At first glance the results for the year appear to be positive in so much as comparison to the previous year is positive, i.e. profit is slightly up and net assets have increased. Having said this, there are some aspects of the Financial Statement that require warrant further explanation and are important for the Association to understand when considering financial decisions in the next financial year.  The following points are relevant:

•    The total value of grants is distorted in relation to the financial year because it includes $6000 plus from an Olympic Solidarity grant that is an ad hoc. Payment and be cause $14,700 of the total relates to SPARC funding that effectively represents two years base funding
•    When considering expenses, the single biggest item is costs associated with International Tournaments. Clearly the level of expenditure in this area significantly exceeds income gathered to offset costs.  The main impact that here led to this situation relates to timing of payments. By way of explanation:

o    Costs associated with reimbursement of expenses related to 2004 World Youth Championships were incurred in the 2005 financial year while revenue was received in the 2004 financial year
o    Costs related to the Commonwealth Youth Championships were incurred in the 2005 financial year while recoveries will be included in the 2006 financial year. Specifically, an amount of approximately $10,000 is included under sundry creditors because costs associated with accommodation for the competition were paid by CPAFC on behalf of FeNZ and are therefore recorded as an expense.  Income related to recovery will be recorded in the 2006  financial year
o    Direct costs to FeNZ, i.e. not recoverable from participants in relation to the Commonwealth Youth Championships were in the order of $6,000
o    Management costs related to the 2005 Australian Under 20 Championships were a direct cost to FeNZ with no recovery from athletes
o    The above noted points were the key issues that created the differential between income relating to International tournaments and related expenses

•    The true costs of running the Association are not reflected in these accounts. As is traditionally the case, individuals involved in administration of the. Association’s affairs absorb significant expenses personally in the course of their duties. We should not expect to sustain such an approach as we move to operating on a more professional basis
•    With Commonwealth Youth and Senior Championships falling in the same year we are likely to incur higher levels of direct costs associated with National teams than would otherwise be the case. Unless we are able to generate additional revenue to account for these costs we will either have to divert spending from other anticipated programmes e.g. coach development, or use capital.  The former in particular should not be considered.
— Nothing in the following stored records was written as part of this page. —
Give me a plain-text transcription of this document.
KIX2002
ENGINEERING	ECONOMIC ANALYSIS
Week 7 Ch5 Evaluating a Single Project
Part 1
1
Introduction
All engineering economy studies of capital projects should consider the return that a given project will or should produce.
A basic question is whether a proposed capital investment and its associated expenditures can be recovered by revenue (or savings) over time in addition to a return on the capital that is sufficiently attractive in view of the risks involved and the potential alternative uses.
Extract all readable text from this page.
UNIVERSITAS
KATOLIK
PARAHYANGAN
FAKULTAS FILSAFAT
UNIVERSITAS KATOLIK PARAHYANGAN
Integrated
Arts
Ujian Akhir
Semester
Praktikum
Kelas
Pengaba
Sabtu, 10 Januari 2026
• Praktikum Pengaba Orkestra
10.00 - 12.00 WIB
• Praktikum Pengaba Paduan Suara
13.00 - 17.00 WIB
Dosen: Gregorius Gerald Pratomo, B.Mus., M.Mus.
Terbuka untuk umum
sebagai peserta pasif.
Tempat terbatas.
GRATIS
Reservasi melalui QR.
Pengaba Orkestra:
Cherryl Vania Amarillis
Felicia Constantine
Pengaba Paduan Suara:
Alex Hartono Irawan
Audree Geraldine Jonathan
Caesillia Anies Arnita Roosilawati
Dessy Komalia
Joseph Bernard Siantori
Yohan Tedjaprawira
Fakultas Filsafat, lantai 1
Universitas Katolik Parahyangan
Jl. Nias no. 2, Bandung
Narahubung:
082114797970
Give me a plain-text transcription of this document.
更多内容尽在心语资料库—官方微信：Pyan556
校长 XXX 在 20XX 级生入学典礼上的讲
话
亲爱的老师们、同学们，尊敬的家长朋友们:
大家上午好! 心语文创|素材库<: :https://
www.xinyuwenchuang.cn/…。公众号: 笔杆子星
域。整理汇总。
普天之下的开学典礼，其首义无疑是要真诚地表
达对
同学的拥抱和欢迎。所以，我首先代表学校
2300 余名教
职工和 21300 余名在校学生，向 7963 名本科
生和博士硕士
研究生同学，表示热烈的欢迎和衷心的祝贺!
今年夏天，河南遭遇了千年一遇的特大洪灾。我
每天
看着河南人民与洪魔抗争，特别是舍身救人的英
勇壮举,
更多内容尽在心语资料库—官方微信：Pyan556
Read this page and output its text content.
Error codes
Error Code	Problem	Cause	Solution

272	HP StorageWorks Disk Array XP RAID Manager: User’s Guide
Broader Constitutional Matters

The mandate for the four Regional bodies to operate comes from the FeNZ constitution. That is to say, they are a part of the Association and, in theory at least, represent it in the Region. I do not intend to examine the degree to which Regions actually fulfill that function as opposed to representing the views of a Region. to FeNZ in this report, rather I simply wish to focus on matters financial.

If Regions are considered to be arms of the National Association, it would make sense for their financial transactions to be reported in the Association’s accounts, i.e. consolidated in much the same way as “divisions” of an organization normally would.  As things stand, the scope of financial reported in our accounts represents only a very small part of actual activities and therefore not a true picture of the Association, i.e. the Executive and Regional structures.

That this appears not to have been considered previously, and that not all Regions report on the same financial year basis, suggests that not only would such an approach be difficult, but also that historically Regions have seen themselves as bodies distinct from the National Association.  I suggest this reflects a lack of understanding of the Constitution and is an area requiring clarification.